Двухфотонный лазерный микроскоп

Двухфото́нный ла́зерный микроско́п — лазерный микроскоп, позволяющий наблюдать живые ткани на глубине более одного миллиметра, используя явление флуоресценции. Двухфотонный микроскоп является разновидностью мультифотонного флуоресцентного микроскопа. Его преимущества по сравнению с конфокальным микроскопом: большая проникающая способность, низкая степень фототоксичности^[1].

Двухфотонный лазерный микроскоп основан на физическом принципе, описанном Марией Гёпперт-Майер в её докторской диссертации^[2] в 1931 г.

Процесс двухфотонного возбуждения происходит следующим образом: два фотона, обладающие низкой энергией, возбуждают флюорофор (способную к флюоресценции молекулу или часть молекулы) в течение одного квантового события. Результатом этого возбуждения является последующее испускание возбужденными молекулами флюоресцентного фотона. Энергия флуоресцентного фотона больше энергии возбуждающих фотонов. Вероятность того, что оба фотона возбуждения будут поглощены одной молекулой, очень мала. Поэтому необходим большой поток возбуждающих фотонов, который можно получить при помощи лазера, испускающего фотоны с большой частотой следования импульсов (80 МГц).

Двухфотонный микроскоп был впервые сконструирован Винфредом Денком в лаборатории В.В.Вебба в Корнелльском университете ^[3]. Он скомбинировал идею двухфотонного возбуждения с лазерным сканированием.

В двухфотонном микроскопе луч инфракрасного лазера сфокусирован с помощью собирающей линзы объектива.

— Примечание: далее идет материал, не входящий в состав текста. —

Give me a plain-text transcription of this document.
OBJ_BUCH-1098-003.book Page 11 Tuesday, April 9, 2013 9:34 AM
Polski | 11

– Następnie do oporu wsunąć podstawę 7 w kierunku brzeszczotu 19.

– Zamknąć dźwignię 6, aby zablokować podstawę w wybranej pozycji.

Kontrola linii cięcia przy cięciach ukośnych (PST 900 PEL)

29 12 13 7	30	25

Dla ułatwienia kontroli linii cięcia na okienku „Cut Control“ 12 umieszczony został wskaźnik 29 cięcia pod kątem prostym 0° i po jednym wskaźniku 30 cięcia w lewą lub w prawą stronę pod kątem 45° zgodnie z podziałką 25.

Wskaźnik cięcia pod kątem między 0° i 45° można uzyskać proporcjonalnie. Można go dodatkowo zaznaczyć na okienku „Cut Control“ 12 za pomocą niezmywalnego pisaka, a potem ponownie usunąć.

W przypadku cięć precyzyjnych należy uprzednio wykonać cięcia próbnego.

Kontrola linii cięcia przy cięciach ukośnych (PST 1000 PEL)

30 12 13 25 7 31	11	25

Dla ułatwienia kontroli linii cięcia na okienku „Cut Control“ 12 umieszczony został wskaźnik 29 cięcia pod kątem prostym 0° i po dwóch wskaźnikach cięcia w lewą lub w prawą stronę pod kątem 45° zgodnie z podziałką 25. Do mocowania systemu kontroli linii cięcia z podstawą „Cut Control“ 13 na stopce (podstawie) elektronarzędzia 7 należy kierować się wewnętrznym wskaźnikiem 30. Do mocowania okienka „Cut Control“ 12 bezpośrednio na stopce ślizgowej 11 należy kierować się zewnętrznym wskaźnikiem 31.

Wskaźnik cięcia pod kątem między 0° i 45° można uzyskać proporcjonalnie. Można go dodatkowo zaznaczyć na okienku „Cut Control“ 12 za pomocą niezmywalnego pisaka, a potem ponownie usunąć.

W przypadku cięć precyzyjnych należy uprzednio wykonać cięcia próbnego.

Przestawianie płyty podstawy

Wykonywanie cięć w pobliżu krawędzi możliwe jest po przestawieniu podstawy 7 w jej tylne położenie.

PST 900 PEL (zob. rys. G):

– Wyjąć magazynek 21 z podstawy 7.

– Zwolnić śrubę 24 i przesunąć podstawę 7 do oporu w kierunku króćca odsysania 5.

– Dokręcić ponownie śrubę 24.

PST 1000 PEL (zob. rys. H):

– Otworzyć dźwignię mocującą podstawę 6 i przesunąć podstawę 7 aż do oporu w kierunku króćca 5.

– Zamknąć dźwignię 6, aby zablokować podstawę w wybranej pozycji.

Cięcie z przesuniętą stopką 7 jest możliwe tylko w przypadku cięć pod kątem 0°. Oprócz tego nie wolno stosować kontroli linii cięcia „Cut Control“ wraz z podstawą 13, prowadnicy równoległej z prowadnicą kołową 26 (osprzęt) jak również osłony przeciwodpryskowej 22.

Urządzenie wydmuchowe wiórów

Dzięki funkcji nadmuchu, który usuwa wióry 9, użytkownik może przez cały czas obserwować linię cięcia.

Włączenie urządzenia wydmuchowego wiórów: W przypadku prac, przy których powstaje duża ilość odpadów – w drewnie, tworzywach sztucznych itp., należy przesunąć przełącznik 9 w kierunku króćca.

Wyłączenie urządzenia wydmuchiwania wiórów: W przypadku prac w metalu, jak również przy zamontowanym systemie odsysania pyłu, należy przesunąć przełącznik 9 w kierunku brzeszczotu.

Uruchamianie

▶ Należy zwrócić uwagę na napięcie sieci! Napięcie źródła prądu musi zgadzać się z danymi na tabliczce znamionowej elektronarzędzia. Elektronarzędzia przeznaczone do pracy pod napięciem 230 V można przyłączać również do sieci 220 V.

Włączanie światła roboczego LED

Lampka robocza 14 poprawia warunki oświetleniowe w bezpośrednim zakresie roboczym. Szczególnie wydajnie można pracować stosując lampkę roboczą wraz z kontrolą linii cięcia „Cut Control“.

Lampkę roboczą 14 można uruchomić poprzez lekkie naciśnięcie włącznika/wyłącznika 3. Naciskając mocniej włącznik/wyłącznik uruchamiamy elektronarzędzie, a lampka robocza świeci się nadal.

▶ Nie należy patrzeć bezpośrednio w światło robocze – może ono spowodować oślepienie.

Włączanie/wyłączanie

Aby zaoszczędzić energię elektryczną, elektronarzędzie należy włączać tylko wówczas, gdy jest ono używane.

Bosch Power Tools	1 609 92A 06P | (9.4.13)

Обычно используется высокочастотный 80 МГц сапфировый лазер, испускающий импульс с длительностью 100 фемтосекунд, обеспечивающей высокую плотность фотонного потока, которая необходима для двухфотонного поглощения.

Наиболее часто используемые флюорофоры имеют спектр возбуждения в промежутке 400—500 нм, в то время как длина волны возбуждающего лазера находится в промежутке 700—1000 нм (область инфракрасных волн). Если флюорофор поглотит одновременно два фотона, то он получит достаточно энергии, чтобы перейти в возбужденное состояние. Далее возбужденный флюорофор испустит один фотон (в видимой части спектра), длина волны которого зависит от типа флюорофора.

Так как поглощение двух фотонов необходимо для того, чтобы флюорофор перешёл в возбуждённое состояние, вероятность испускания флюорофором вторичного фотона пропорциональна квадрату интенсивности возбуждения. Поэтому флуоресценция будет сильнее в случае, когда луч лазера четко сфокусирован, а не рассеян. Максимальная флуоресценция наблюдается в фокальном объёме (объёме, где сфокусирован луч лазера) и демонстрирует резкое уменьшение в области вне фокуса.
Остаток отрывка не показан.